To solve this problem I wrote parallel, a bash script which takes a single integer argument telling it how many processes it should spawn to do work. It reads standard input for a series of commands which it then distributes to its subprocesses. There must be no ordering dependency between these commands since the order of their execution will not be known in advance. The subprocesses execute these commands until no work is left.
Here is the code.
The script creates a temporary directory to keep track of the work. Under that directory is a subdirectory named in, where we keep the commands waiting to be executed. The subdirectory out is where we keep the output from the individual commands. The subdirectory work is where we keep track of the work which is currently being done.
:
n=$1
if [ -z "$n" ]; then
n=5
else
shift
fi
t=$TMP/parallel.$$
mkdir -p $t/in
mkdir -p $t/work
mkdir -p $t/out
x=0
while read cmd; do
echo $cmd > $t/in/$x
x=`expr $x + 1`
done
while [ $n != 0 ]; do
parallel.1proc $n $t &
n=`expr $n - 1`
done
wait
cat $t/out/*
rm -r $t
A second script parallel.1proc does the actual work per process. This script expects an integer ID and a pointer to the temporary directory. It loops across a sequence where it repeatedly grabs work from the in directory, records what it's doing in the work directory and puts the output into the out directory. Here is the code:
The in is logically the work queue. There will be a race condition between the multiple copies of parallel.1proc as they attempt to move individual command files from the in directory to the work directory. The scheme hinges on the ability of each process to tell whether it won the race. When they attempt to copy work files they make a destination filename which incorporates their unique IDs, so if the destination file including, for example, the ID 4 exists after the move attempt, then sub process 4 knows that it was the lucky winner who succeeded in grabbing the work and can go ahead and execute it.
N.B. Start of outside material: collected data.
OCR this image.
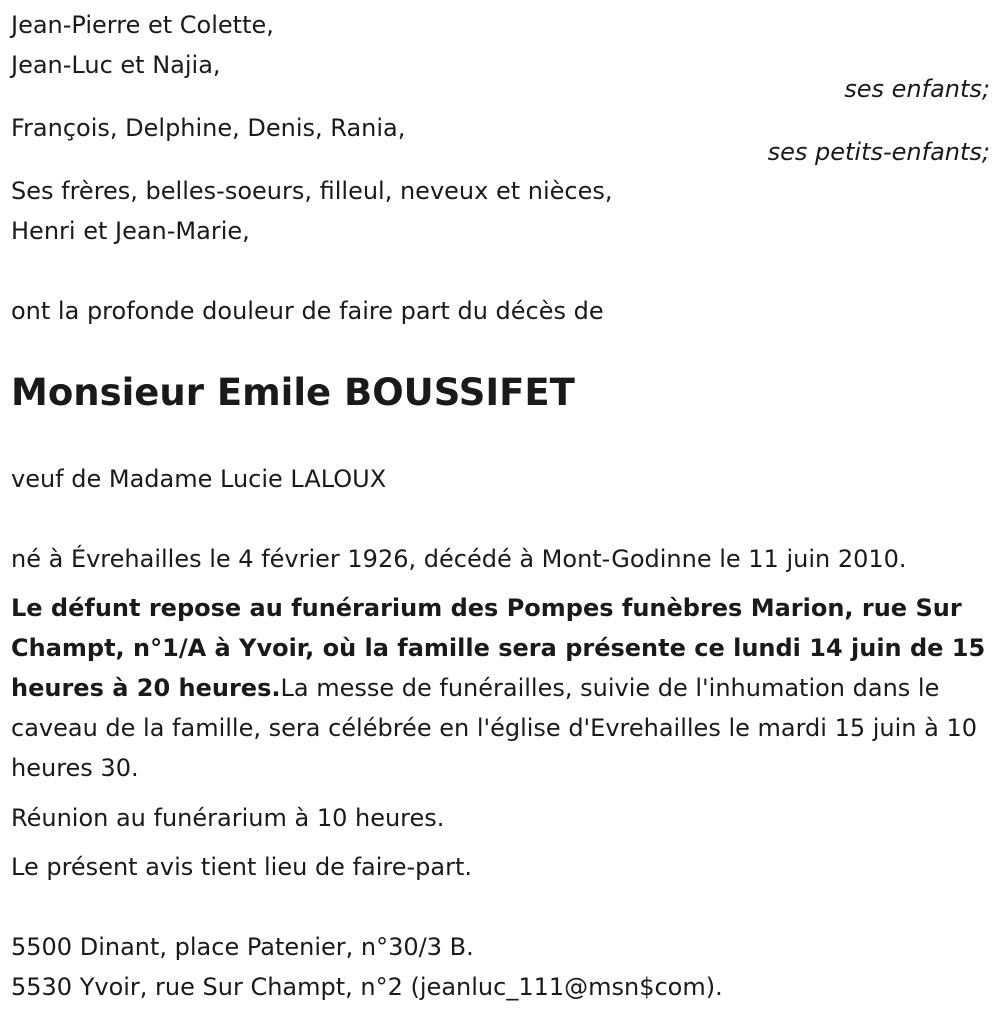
Jean-Pierre et Colette,
Jean-Luc et Najia,
ses enfants;
François, Delphine, Denis, Rania,
ses petits-enfants;
Ses frères, belles-soeurs, filleul, neveux et nièces,
Henri et Jean-Marie,
ont la profonde douleur de faire part du décès de
Monsieur Emile BOUSSIFET
veuf de Madame Lucie LALOUX
né à Évrehailles le 4 février 1926, décédé à Mont-Godinne le 11 juin 2010.
Le défunt repose au funérarium des Pompes funèbres Marion, rue Sur Champt, n°1/A à Yvoir, où la famille sera présente ce lundi 14 juin de 15 heures à 20 heures.La messe de funérailles, suivie de l'inhumation dans le caveau de la famille, sera célébrée en l'église d'Evrehailles le mardi 15 juin à 10 heures 30.
Réunion au funérarium à 10 heures.
Le présent avis tient lieu de faire-part.
5500 Dinant, place Patenier, n°30/3 B.
5530 Yvoir, rue Sur Champt, n°2 (jeanluc_111@msn$com).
Any other process which was trying to grab the same command will realize that it failed since the file named by its variable next_cmd_fn will not correspond to an existing file. A losing subprocess simply retries until it either does succeed in grabbing a command or else the supply of commands runs out, at which point the sub process exits.
:
id=$1
t=$2
echo parallel.1proc $id $t starting...
x=0
while [ 1 ]; do
current_cmd_fn=$t/work/$id.$x
while [ ! -f "$current_cmd_fn" ]; do
next_cmd_base=`ls $t/in | tail -$id | head -1`
if [ -z "$next_cmd_base" ]; then
echo parallel.1proc $id done
exit 0
fi
next_cmd_fn=$t/in/$next_cmd_base
mv $next_cmd_fn $current_cmd_fn
done
(
date
cat $current_cmd_fn
eval `cat $current_cmd_fn`
date
) > $t/out/$id.$x
x=`expr $x + 1`
done